マルチプロセッシングとは、(本来は)ひとつのプロセスだけではなく複数の並行プロセスを同一システム内で使用することを意味する。
マルチタスクと同様ひとつのCPUを複数のプロセスが共有することも示すが、ひとつのシステム内の複数のCPUが複数のスレッドを動作させることも意味する。 マルチプロセッサと言う場合は一般に後者のみを指す。
全CPUを等価に扱うシステムは対称型マルチプロセッシング(SMP)システムと呼ばれる。全CPUが等価ではないシステムには、内部資源の分割方式によっていくつかの種類がある。「非対称型マルチプロセッシング」(ASMP)、「NUMA」マルチプロセッシング、「コンピュータ・クラスター」などである。非対称型マルチプロセッシングの例としては、IBMのOS/360やDECのVMSがある。
歴史的には、密結合システムの方が高性能で物理的にも小さかったが、高価だった。最近では普通のコンピュータが非常に小型化されてきたため、疎結合システムを安価に構築できるようになった。
処理は複数のスレッドに分割され、それぞれがハード的なプロセッサ状態を持つ。これらスレッドはひとつのプロセス内に存在する場合もあるし、別々のプロセスに属していることもある。複数のスレッドがディスパッチされるのを待っている状態となるため、このアーキテクチャはハード資源の利用効率が高い。

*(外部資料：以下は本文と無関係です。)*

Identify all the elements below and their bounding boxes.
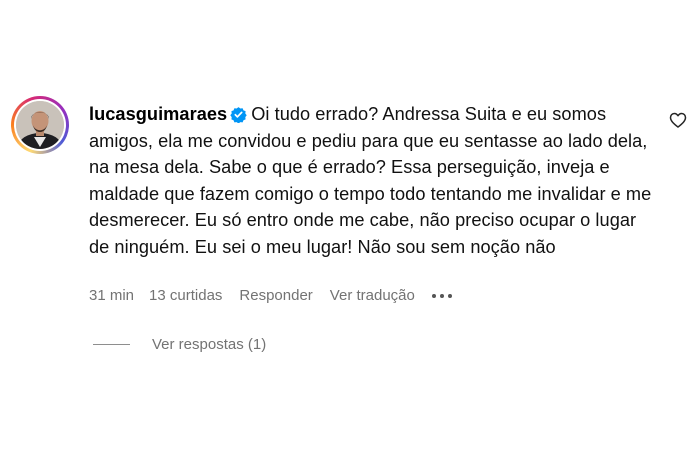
username-link[interactable]: lucasguimaraes [89,104,227,124]
verified-badge-icon [230,107,247,123]
comment-meta: 31 min 13 curtidas Responder Ver traduçã… [89,287,452,304]
heart-outline-icon[interactable] [668,110,688,130]
avatar-story-ring[interactable] [11,96,69,154]
comment-body: lucasguimaraes Oi tudo errado? Andressa S… [89,101,654,260]
comment-time: 31 min [89,287,135,304]
avatar[interactable] [16,101,64,149]
comment-text: Oi tudo errado? Andressa Suita e eu somo… [89,104,652,257]
avatar-gap [14,99,66,151]
view-replies-label: Ver respostas (1) [152,336,267,353]
translate-button[interactable]: Ver tradução [330,287,415,304]
reply-button[interactable]: Responder [239,287,312,304]
likes-count[interactable]: 13 curtidas [149,287,222,304]
comment: lucasguimaraes Oi tudo errado? Andressa S… [0,0,696,464]
more-options-icon[interactable] [431,288,452,304]
view-replies-button[interactable]: Ver respostas (1) [93,336,266,353]
avatar-photo [16,101,64,149]
replies-divider [93,344,130,345]
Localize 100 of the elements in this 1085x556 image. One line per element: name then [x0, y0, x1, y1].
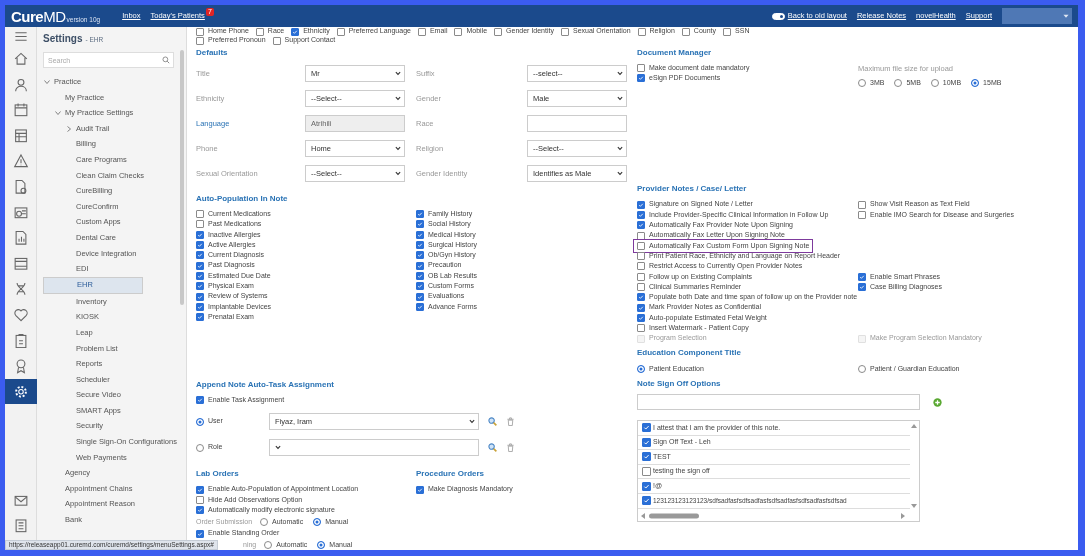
logo: CureMD — [11, 8, 66, 24]
checkbox[interactable] — [196, 506, 204, 515]
section-title: Education Component Title — [637, 347, 742, 358]
checkbox[interactable] — [637, 262, 645, 271]
checkbox[interactable] — [196, 27, 204, 36]
radio-button[interactable] — [264, 541, 273, 550]
checkbox[interactable] — [196, 485, 204, 494]
toggle-switch[interactable] — [771, 12, 785, 20]
checkbox[interactable] — [416, 230, 424, 239]
checkbox[interactable] — [858, 283, 866, 292]
checkbox[interactable] — [196, 251, 204, 260]
checkbox[interactable] — [637, 272, 645, 281]
checkbox[interactable] — [637, 231, 645, 240]
checkbox[interactable] — [454, 27, 463, 36]
radio-button[interactable] — [930, 79, 939, 88]
checkbox[interactable] — [416, 282, 424, 291]
checkbox[interactable] — [858, 200, 866, 209]
search-icon[interactable] — [162, 56, 170, 64]
select-field[interactable] — [269, 439, 479, 457]
checkbox[interactable] — [637, 27, 646, 36]
radio-button[interactable] — [637, 364, 645, 373]
checkbox[interactable] — [196, 496, 204, 504]
checkbox[interactable] — [858, 272, 866, 281]
checkbox[interactable] — [494, 27, 503, 36]
trash-icon[interactable] — [506, 443, 515, 453]
checkbox[interactable] — [196, 529, 204, 538]
checkbox[interactable] — [637, 313, 645, 322]
checkbox[interactable] — [196, 36, 204, 45]
checkbox[interactable] — [637, 74, 645, 83]
scrollbar-thumb[interactable] — [180, 50, 184, 305]
checkbox[interactable] — [681, 27, 690, 36]
checkbox[interactable] — [642, 437, 651, 447]
checkbox[interactable] — [416, 485, 424, 494]
chevron-icon[interactable] — [66, 125, 72, 132]
checkbox[interactable] — [272, 36, 281, 45]
radio-button[interactable] — [196, 443, 204, 452]
section-title: Append Note Auto-Task Assignment — [196, 380, 335, 391]
search-icon[interactable] — [488, 443, 497, 453]
checkbox[interactable] — [416, 271, 424, 280]
checkbox[interactable] — [255, 27, 264, 36]
checkbox[interactable] — [416, 251, 424, 260]
checkbox[interactable] — [637, 324, 645, 333]
chevron-icon[interactable] — [55, 110, 61, 117]
caret-icon — [469, 419, 475, 425]
trash-icon[interactable] — [506, 417, 515, 427]
text-field[interactable] — [637, 394, 920, 410]
section-title: Auto-Population In Note — [196, 194, 289, 204]
checkbox[interactable] — [642, 423, 651, 433]
checkbox[interactable] — [196, 302, 204, 311]
checkbox[interactable] — [416, 210, 424, 219]
chevron-icon[interactable] — [44, 79, 50, 85]
search-icon[interactable] — [488, 417, 497, 427]
section-title: Document Manager — [637, 48, 713, 58]
radio-button[interactable] — [260, 517, 269, 526]
checkbox[interactable] — [637, 221, 645, 230]
checkbox[interactable] — [642, 481, 651, 491]
checkbox[interactable] — [637, 241, 645, 250]
checkbox[interactable] — [637, 252, 645, 261]
checkbox[interactable] — [642, 452, 651, 462]
checkbox[interactable] — [637, 283, 645, 292]
caret-icon — [395, 71, 401, 76]
checkbox[interactable] — [196, 292, 204, 301]
checkbox[interactable] — [637, 200, 645, 209]
checkbox[interactable] — [196, 261, 204, 270]
text-field[interactable] — [527, 115, 627, 132]
checkbox[interactable] — [196, 396, 204, 405]
checkbox[interactable] — [637, 293, 645, 302]
checkbox[interactable] — [642, 467, 651, 477]
checkbox[interactable] — [642, 496, 651, 506]
settings-icon[interactable] — [5, 378, 37, 405]
caret-icon — [395, 146, 401, 151]
checkbox[interactable] — [723, 27, 732, 36]
section-title: Provider Notes / Case/ Letter — [637, 183, 748, 194]
caret-icon — [1063, 13, 1069, 19]
checkbox[interactable] — [196, 282, 204, 291]
checkbox[interactable] — [196, 241, 204, 250]
checkbox[interactable] — [196, 230, 204, 239]
radio-button[interactable] — [858, 364, 866, 373]
radio-button[interactable] — [858, 79, 866, 88]
checkbox[interactable] — [416, 220, 424, 229]
checkbox[interactable] — [416, 241, 424, 250]
checkbox[interactable] — [416, 261, 424, 270]
radio-button[interactable] — [894, 79, 903, 88]
checkbox[interactable] — [196, 210, 204, 219]
checkbox[interactable] — [416, 292, 424, 301]
checkbox[interactable] — [336, 27, 345, 36]
radio-button[interactable] — [196, 417, 204, 426]
checkbox[interactable] — [637, 64, 645, 73]
checkbox[interactable] — [291, 27, 300, 36]
checkbox[interactable] — [196, 271, 204, 280]
radio-button[interactable] — [313, 517, 322, 526]
checkbox[interactable] — [637, 303, 645, 312]
checkbox[interactable] — [858, 211, 866, 219]
checkbox[interactable] — [637, 211, 645, 219]
checkbox[interactable] — [196, 220, 204, 229]
checkbox[interactable] — [560, 27, 569, 36]
checkbox[interactable] — [417, 27, 426, 36]
checkbox[interactable] — [416, 302, 424, 311]
add-icon[interactable] — [933, 397, 942, 407]
checkbox[interactable] — [196, 313, 204, 322]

MIMD ではデッドロック問題や資源の競合が発生する。しかしスレッドが資源にアクセスするかどうかは予測できないため、競合を効率的に管理するのは難しい。MIMD ではオペレーティングシステムに特別なコーディングを必要とする。アプリケーションはマルチスレッド化されない限りそのような配慮は必要としない。MIMD用のオペレーティングシステムは、シングルスレッドのアプリケーションにとっては透過的であることが多い(アプリケーション側が複数プロセスのスケジューリングなどを独自に行ったりする場合はその限りではない)。システムソフトウェアもユーザーソフトウェアも「セマフォ」(または「ロック」あるいは「ゲート」とも呼ばれる)のようなソフトウェアの排他制御機構を使って、他のスレッドが同じデータにアクセスしないように防止する。このようなロック処理はコードの複雑性を増し、性能を低下させ、評価の必要性を増すが、マルチプロセッシングの利点を否定するほどの問題ではない。
同様な競合は、CPU間でハードレベルでも発生し(例えば、キャッシュの競合と破損など)、それらはハードレベルまたはハードとソフトの共同で解決しなければならない(例えば、キャッシュ・クリア命令)。マルチプロセッシングを実装する場合、性能向上のためにキャッシュという高速メモリを僅かに各プロセッサ毎に持ち、より低速なメモリ本体へのアクセスを擬似的に高速化している。各プロセッサは個別に情報を持つ事になり、この情報をプロセッサ単位で書き換え、使用する事になる。本来、メモリ上の情報を共有しているはずなのに、あるプロセッサのキャッシュ上の変更(メモリ書き込み)を他のプロセッサのキャッシュに通知しないとデータを共有できなくなってしまう。
この問題はプログラミング技法で何とかなる話ではなく、ハードウェアで何らかのキャッシュ同期機構を設けなければならない。キャッシュ同期を可能とする解決法はいくつかあって非常に複雑である。以下に例を挙げる。
より簡単な方式として、他のプロセッサが読みに来たキャッシュラインをメモリに書き戻し(シュートダウン)し、使用する際にメモリから読ませる手法があるが、性能は劣化する。いずれにしても、キャッシュを同期させようとするとシングルプロセッサよりもバスを使用する頻度が多くなるため、バスの高性能化がシステム性能の向上に必要となる。つまり、単一バスに多数のプロセッサを接続するとバスがボトルネックとなって性能が頭打ちとなる。
ある種の計算アプリケーションにとっては、このタイプのアーキテクチャは多大な性能向上をもたらす。特に与えられたタスクを完了するまでの経過時間が問題となるような場合に有効である。しかし、このアーキテクチャの問題は、アプリケーションやシステムタスクが並列に実行可能な部分に分割できないような場合にシステムの大部分がアイドル状態になってしまうことである。
さらに、アプリケーションはアーキテクチャの利点を最大限に利用するために慎重かつ特殊なコーディングを必要とし、そのような環境向けのコードを生成するよう設計された特殊な最適化コンパイラを使わなければならない。そのようなコンパイラでは、明示的に並列実行すべき箇所を指定するための拡張構文などが用意されることがある(例えばSIMD型スーパーコンピュータであるILLIAC IV用のFORTRANにある DO FOR ALL 文など)。
SIMDマルチプロセッシングはコンピュータによるシミュレーションなどの一定の分野で広く使われるが、汎用デスクトップや商用コンピュータ環境ではあまり使われていない。